Да, А.Серков, пожалуй, прав. Во всяком случае я, кажется, не встречал более счастливого человека, чем Галимзянов.

Но, наверное, наивно призывать всех следовать основным принципам его жизни. Кто-то, возможно, пойдет за ним, а большинство, наверное, откажется. Путь Галимзянова один из труднейших.

Странна человеческая жизнь. Чем больше живешь, тем больше вопросов. И порой странен, загадочен, непостижим человек.

Теперь, устав порой от мелкого человеческого эгоизма, я иду к моему Дон Кихоту.
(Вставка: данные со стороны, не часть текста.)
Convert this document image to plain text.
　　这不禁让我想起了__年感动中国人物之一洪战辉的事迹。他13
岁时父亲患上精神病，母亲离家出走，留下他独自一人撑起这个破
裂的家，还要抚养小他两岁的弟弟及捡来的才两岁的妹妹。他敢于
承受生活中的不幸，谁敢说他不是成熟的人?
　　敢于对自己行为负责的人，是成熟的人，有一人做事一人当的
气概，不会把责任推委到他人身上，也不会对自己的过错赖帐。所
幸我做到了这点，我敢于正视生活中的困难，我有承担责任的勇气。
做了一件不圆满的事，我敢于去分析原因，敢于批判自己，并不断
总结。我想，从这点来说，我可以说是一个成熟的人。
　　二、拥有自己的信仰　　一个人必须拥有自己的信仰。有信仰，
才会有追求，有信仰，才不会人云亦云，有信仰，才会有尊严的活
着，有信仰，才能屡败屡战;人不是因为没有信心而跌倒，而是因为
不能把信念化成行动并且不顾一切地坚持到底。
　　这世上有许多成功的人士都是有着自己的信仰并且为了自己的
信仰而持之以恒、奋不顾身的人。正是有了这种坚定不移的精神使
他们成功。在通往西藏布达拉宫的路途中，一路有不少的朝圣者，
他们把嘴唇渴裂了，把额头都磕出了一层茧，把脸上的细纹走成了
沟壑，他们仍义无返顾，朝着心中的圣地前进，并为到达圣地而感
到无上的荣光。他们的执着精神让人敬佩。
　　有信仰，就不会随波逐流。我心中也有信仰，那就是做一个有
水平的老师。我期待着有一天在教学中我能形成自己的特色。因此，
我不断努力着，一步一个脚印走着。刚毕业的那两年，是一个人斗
Как прекрасно, оказывается, что есть люди, которые абсолютно ничего не боятся, которые знают жизнь с ее изнанки и тем не менее не потеряли даже крупицы веры в нее. Мы сидим с возчиком Галимзяновым за совершенно пустым столом в его доме-кормокухне, говорим не о политике, не о будущем человечества, не об искусстве, а о свиньях или быках. Но уже через полчаса я чувствую, что у меня прибавилось бодрости и силы1.

За минувшие десятилетия мы наговорили и написали на тему о новом человеке, наверное, эвересты слов! И вот парадокс — этот человек пришел, живет рядом с нами, а мы почему-то не узнаем его. Мы перепроверяем его —не обманщик ли, не самозванец ли?
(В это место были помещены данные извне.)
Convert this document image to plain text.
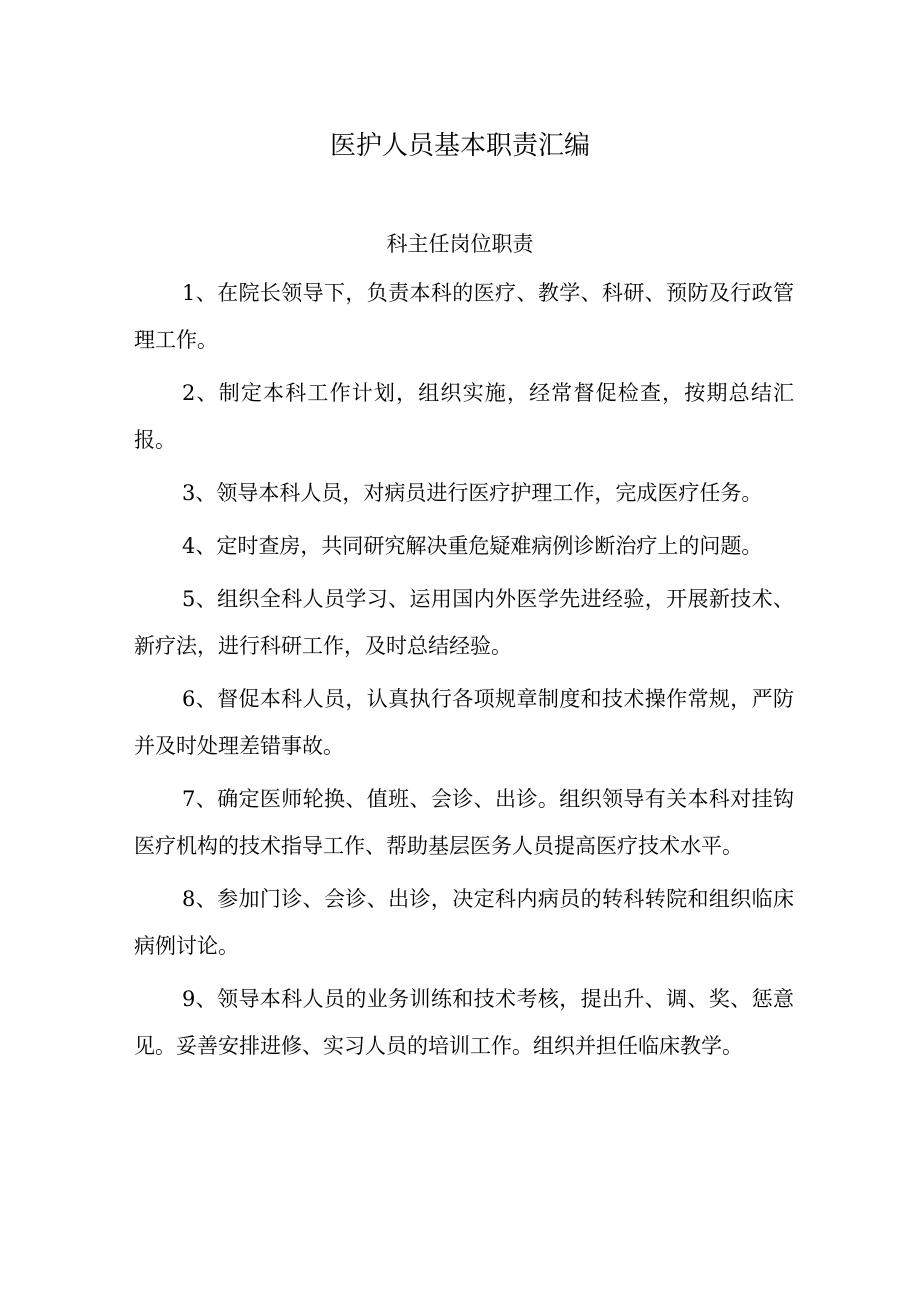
医护人员基本职责汇编
科主任岗位职责

1、在院长领导下，负责本科的医疗、教学、科研、预防及行政管理工作。

2、制定本科工作计划，组织实施，经常督促检查，按期总结汇报。

3、领导本科人员，对病员进行医疗护理工作，完成医疗任务。

4、定时查房，共同研究解决重危疑难病例诊断治疗上的问题。

5、组织全科人员学习、运用国内外医学先进经验，开展新技术、新疗法，进行科研工作，及时总结经验。

6、督促本科人员，认真执行各项规章制度和技术操作常规，严防并及时处理差错事故。

7、确定医师轮换、值班、会诊、出诊。组织领导有关本科对挂钩医疗机构的技术指导工作、帮助基层医务人员提高医疗技术水平。

8、参加门诊、会诊、出诊，决定科内病员的转科转院和组织临床病例讨论。

9、领导本科人员的业务训练和技术考核，提出升、调、奖、惩意见。妥善安排进修、实习人员的培训工作。组织并担任临床教学。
Впрочем, понять людей можно: как сразу узнать нового мегачеловека в его случайном эмпирическом облике? Ведь узнать-то не так просто! Смотрите: порой и фигура неказиста, и штаны от нескончаемой работы в гармошку, и шапчонка на голове чудом держится. А профессия? Вообще какая-то исчезающая — возчик.

В Москве, помню, я познакомился с молодым португаль­цем Жузе Серра. Он журналист, заканчивал МГУ, намере­вался работать в португальской газете «Аванте». Его роди­тели, известные португальские коммунисты, при Салазаре­ долгое время находились на нелегальном положении, в подполье. Со своей родной сестрой Жузе Серра впервые увиделся, когда ему исполнилось уже тринадцать лет. Он воспитывался в России, шесть лет провел в ивановской школе-интернате им.Е.Д.Стасовой, сестра находилась в другой стране. Я рассказывал ему о возчике Асхате Галим­зя­нове, о памятнике, который он заказал на свои деньги в Казани, о памятнике, который он хочет поставить в неве­до­мой ему Интернациональной школе-интернате в Ива­но­ве. На глазах у молодого португальца выступили слезы.

«Идти путем зерна»

«Каждый поступок и каждое слово, брошенное в этот вечно живущий и вечно творящий мир, это семя, которое не может умереть»,— писал Карлейль.

Я вспоминаю эту блистательную фразу, читая письмо Артура Ригеля, пришедшее ко мне из Уральска. Кто этот человек, кем работает или где учится, я не знаю. Наверное, немец. Впрочем, разве имеет это какое-то значение?

«Ждите от меня письма лет через пять-десять,— пишет он,— когда я окончательно пойму, смог ли я встать на путь к мегачеловеку в самом себе. В декабре прошлого года мне исполнилось двадцать, и, видимо, с этим возрастом ко мне пришло желание всерьез заняться изучением духовного опыта живших до меня мыслителей. Фридрих Ницше, Артур Шопенгауэр, Монтень, аль Фараби — вот книги, с которых я начал свой путь к вершинам далекой для меня истины. На обложке Вашей книги «Три лика» так и написано: «Ум и душа жаждут постичь этот смысл...»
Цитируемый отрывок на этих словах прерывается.